General Chemistry for Engineers is tailored for a one-semester freshman-level college course for students pursuing engineering degrees. The book offers a balance of conciseness, rigor, and depth needed to prepare students for more advanced coursework and careers in various engineering specialties, such as civil, environmental, electrical, computer, mechanical and industrial engineering, in addition to chemical engineering.
This text leads students through the breadth of a typical two-semester sequence in general chemistry. It elucidates the key concepts and skills important for entering engineering students, including problem solving, qualitative and quantitative thinking, and importance of units. Examples are drawn from problems of interest to modern engineers, including alternative energy, advanced materials, and the environment. The book is the result of the author's unique experiences teaching approximately 2,500 freshman in chemistry and upper-level students in chemical and biological engineering, in addition to leading research and development teaching in the medical device and specialty pharmaceutical industries. The author received a variety of teaching awards at Northeastern honoring his work in making an intense, fast-pace course manageable and exciting.
Paul A. DiMilla is an Associate Academic Specialist in Chemistry & Chemical Biology and Chemical Engineering at Northeastern University. He received his B.S. from the Massachusetts Institute of Technology and his Ph.D. from the University of Pennsylvania, both in Chemical Engineering. He was a Postdoctoral Fellow in Chemistry at Harvard University prior to beginning his faculty career in Chemical and Biomedical Engineering at Carnegie Mellon University, where he co-founded Automated Cell, Inc.

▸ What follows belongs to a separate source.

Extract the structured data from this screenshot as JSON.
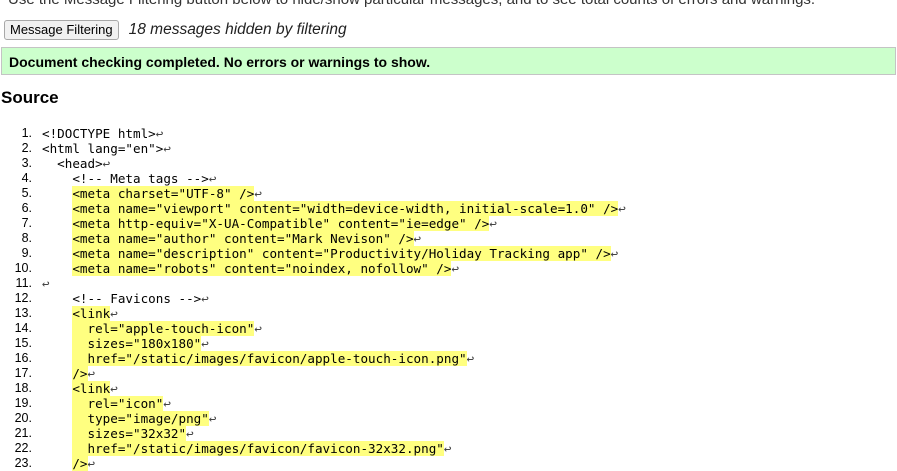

Paul was a Visiting Professor of Bioengineering at the Franklin W. Olin College of Engineering and a Visiting Scholar in Biomedical Engineering at Boston University. Additionally, he led R&D teams in the private sector, developing tissue-engineered medical products and drug- generating biodegradable polymers. He received an Early Career Development Award from the NSF, a Searle Scholar Award, and the first Whitaker Young Investigator Award. He is also the inventor on seven issued US patents.